La pénurie de médecins, un obstacle

L’idée du dépistage à 40 ans ne serait pas de dépister toutes les femmes à cet âge, mais plutôt de rendre plus accessible le dépistage pour les femmes qui estiment que cela leur sera bénéfique. Pour ce faire, le gouvernement devrait aussi partager et vulgariser de l’information, estime Mme Strumpf. «À mon avis, c’est important que l’éducation ne passe pas seulement par le médecin parce qu’on sait bien qu’au Québec, plusieurs personnes n’ont pas de médecin de famille», précise la chercheuse.

«Ça va être important si on va dans cette direction que les informations nécessaires pour que les femmes puissent mesurer les avantages et désavantages soient disponibles et vulgarisées pour que les gens puissent mieux comprendre leur situation», ajoute-t-elle.

L’étude du CIRANO soutient que la pénurie de médecins de famille au Québec «constitue sans aucun doute un obstacle sérieux au diagnostic». Dans certains cas, les femmes présentant des symptômes tentent de s’informer en ligne, elles déboursent dans des cliniques privées ou elles se présentent à l’urgence.

Mme Strumpf souligne que même si le ministère élargit le programme de dépistage, il n’y aura pas «une piste évidente» pour une femme de 40 ans qui souhaite se faire dépister. Elle suggère de ne pas tout mettre dans les bras des oncologues en utilisant mieux les compétences des infirmières spécialisées, par exemple.

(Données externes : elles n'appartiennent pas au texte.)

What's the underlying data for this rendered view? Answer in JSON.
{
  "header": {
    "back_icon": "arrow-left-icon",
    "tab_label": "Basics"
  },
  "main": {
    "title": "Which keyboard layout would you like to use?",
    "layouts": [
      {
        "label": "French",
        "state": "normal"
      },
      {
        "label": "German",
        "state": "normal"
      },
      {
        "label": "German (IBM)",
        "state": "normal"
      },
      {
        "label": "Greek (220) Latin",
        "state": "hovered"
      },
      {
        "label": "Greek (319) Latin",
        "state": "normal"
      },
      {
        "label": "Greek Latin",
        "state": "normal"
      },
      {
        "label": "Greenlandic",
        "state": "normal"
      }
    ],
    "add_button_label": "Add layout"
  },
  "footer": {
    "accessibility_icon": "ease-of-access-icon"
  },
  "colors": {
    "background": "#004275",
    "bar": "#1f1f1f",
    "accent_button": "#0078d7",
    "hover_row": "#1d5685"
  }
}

L’INESSS devrait faire connaître ses recommandations sur le dépistage à 40 ans d’ici 2025. Ailleurs au Canada, le Nouveau-Brunswick et l’Ontario ont récemment suivi l’exemple de la Colombie-Britannique, la Nouvelle-Écosse et l’Île-du-Prince-Édouard qui offrent le dépistage dès 40 ans depuis plusieurs années. Le Manitoba a annoncé cet automne que d’ici la fin de 2025, l’âge d’admissibilité passera de 50 à 45 ans, avec l’objectif de l’abaisser éventuellement à 40 ans.